Afin de m’aider dans mon travail, je me suis adossé au concept suivant :
ROUE DES ÉMOTIONS DE PLUTCHIK (*)
Robert Plutchik (1927-2006) était un professeur et un psychologue américain. Il a créé une roue des émotions pour illustrer diverses émotions motivatrices et nuancées. Il a proposé son modèle circomplexe en trois dimensions et son modèle de roue en deux dimensions en 1980 pour décrire les relations entre ces émotions.
Plutchik y propose ses huit émotions de base ou fondamentales (la peur, la colère, la joie, la tristesse, la confiance, le dégoût, l’anticipation et la surprise, dont leurs fonctions respectives seraient la protection, la destruction, la reproduction, la réintégration, l’incorporation, le rejet, l’exploration et l’orientation) en paires d’opposés : la joie et la tristesse, la peur et la colère, le dégoût et la confiance, la surprise et l’anticipation.

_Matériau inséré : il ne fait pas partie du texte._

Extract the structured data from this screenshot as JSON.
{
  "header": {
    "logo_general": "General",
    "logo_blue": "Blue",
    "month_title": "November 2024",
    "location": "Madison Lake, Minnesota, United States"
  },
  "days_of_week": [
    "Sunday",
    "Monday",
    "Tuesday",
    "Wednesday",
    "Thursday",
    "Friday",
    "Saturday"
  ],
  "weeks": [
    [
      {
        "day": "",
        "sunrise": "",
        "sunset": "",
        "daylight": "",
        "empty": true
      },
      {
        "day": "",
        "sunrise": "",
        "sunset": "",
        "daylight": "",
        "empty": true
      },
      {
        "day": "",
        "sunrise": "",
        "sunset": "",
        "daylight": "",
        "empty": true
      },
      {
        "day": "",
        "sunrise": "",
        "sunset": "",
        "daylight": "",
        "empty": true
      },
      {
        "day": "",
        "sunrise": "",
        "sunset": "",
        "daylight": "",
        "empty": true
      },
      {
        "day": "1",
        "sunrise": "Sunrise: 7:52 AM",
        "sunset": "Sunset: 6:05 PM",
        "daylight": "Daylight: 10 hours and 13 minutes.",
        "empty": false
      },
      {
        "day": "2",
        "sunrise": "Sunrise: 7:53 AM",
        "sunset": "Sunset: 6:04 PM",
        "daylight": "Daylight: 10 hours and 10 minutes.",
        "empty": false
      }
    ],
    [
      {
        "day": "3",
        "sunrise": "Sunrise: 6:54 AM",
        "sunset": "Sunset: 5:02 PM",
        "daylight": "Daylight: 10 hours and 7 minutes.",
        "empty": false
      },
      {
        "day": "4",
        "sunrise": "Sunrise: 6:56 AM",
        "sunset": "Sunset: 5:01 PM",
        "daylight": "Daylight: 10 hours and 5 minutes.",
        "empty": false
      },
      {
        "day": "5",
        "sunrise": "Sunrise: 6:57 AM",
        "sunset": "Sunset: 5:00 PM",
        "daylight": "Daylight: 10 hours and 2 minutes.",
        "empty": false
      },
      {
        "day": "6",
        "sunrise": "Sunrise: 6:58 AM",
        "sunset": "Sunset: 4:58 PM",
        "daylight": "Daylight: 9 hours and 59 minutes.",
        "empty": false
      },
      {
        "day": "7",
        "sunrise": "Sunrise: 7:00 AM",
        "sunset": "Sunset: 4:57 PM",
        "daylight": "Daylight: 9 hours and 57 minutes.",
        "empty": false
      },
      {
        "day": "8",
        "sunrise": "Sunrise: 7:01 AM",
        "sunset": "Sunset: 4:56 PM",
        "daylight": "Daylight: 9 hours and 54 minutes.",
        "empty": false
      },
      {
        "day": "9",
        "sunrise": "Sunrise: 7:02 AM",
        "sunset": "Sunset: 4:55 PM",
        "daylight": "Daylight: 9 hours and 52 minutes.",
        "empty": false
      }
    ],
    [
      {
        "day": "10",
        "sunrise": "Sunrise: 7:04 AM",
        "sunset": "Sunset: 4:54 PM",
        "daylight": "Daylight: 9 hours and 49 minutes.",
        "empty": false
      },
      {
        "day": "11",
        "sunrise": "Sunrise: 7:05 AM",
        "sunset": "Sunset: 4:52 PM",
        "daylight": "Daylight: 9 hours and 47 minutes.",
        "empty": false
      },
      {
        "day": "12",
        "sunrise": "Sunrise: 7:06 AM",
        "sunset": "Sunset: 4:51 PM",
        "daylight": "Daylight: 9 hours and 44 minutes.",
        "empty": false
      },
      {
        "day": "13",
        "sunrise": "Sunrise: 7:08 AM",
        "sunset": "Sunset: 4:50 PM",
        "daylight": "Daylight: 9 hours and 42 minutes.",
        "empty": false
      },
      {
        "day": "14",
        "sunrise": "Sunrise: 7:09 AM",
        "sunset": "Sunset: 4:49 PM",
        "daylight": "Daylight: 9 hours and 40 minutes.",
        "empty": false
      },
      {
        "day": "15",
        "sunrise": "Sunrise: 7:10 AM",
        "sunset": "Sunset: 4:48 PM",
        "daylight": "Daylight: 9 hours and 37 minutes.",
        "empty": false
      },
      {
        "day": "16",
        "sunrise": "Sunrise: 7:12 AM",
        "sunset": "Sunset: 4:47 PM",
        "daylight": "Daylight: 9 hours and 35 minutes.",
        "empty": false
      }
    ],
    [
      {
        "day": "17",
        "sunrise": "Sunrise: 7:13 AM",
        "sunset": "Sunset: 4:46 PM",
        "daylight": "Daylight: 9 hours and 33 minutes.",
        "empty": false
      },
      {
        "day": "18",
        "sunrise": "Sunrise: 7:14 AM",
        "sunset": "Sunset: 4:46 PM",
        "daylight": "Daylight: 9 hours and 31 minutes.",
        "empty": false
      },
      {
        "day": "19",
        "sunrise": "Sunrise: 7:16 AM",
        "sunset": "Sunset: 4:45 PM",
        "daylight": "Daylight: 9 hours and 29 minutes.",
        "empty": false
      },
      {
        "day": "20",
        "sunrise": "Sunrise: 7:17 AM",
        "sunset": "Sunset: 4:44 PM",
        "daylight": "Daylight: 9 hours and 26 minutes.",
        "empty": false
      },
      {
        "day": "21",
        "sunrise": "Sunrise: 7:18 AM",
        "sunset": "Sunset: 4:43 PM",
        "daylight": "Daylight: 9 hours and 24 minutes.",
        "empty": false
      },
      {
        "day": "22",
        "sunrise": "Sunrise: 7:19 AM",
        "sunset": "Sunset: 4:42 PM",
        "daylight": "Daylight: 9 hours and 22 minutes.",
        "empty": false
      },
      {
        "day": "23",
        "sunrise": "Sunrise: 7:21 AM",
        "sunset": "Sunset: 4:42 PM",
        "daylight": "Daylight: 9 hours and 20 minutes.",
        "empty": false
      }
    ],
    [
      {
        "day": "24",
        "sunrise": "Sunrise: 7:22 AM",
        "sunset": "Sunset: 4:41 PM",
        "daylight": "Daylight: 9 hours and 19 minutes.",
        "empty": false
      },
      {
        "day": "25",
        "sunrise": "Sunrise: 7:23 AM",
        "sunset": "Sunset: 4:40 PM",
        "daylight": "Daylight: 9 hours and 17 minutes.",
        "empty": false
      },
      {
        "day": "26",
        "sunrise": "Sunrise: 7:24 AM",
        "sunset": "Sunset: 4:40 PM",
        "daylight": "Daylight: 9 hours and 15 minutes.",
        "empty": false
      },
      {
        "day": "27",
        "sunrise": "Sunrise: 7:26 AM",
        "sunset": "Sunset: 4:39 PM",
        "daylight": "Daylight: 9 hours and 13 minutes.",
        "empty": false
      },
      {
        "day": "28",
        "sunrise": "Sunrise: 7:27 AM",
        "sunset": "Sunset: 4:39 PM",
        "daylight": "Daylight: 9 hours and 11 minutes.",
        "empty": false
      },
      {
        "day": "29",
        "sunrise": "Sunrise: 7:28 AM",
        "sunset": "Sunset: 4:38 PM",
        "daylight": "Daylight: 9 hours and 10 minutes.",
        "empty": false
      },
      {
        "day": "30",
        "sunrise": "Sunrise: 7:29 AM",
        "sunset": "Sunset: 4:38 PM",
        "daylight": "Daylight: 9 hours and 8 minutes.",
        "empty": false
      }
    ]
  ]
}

De plus, il y combine l’idée d’un cercle des émotions et celle d’une palette de couleurs. Comme ces dernières, les émotions de base peuvent s’exprimer à divers degrés d’intensité et se combiner l’une à l’autre pour former des émotions différentes.
C’est ainsi que Plutchik est venu à définir les dyades primaires (combinaisons de deux émotions de base adjacentes), secondaires (combinaisons d’émotions de base voisines à une émotion près) et tertiaires (combinaisons d’émotions de base voisines à deux émotions près) qui suivent :
Dyades primaires | Résultats | Dyades secondaires | Résultats | Dyades tertiaires | Résultats |
Joie et confiance | Amour | Joie et peur | Culpabilité | Joie et surprise | Ravissement |
Confiance et peur | Soumission | Confiance et surprise | Curiosité | Confiance et tristesse | Fadeur |
Peur et surprise | Crainte | Peur et tristesse | Désespoir | Peur et dégoût | Honte |
Surprise et tristesse | Désappointement | Surprise et dégoût | Horreur | Surprise et colère | Indignation |
Tristesse et dégoût | Remords | Tristesse et colère | Envie | Tristesse et anticipation | Pessimisme |
Dégoût et colère | Mépris | Dégoût et anticipation | Cynisme | Dégoût et joie | Morbidité |
Colère et anticipation | Agressivité | Colère et joie | Fierté | Colère et confiance | Domination |
Anticipation et joie | Optimisme | Anticipation et confiance | Fatalisme | Anticipation et peur | Anxiété |
(*) Extrait de l’article de wikipédia consacré à Robert Plutchik
REVENONS AU TRAVAIL DE LA QUATRIEME ETAPE !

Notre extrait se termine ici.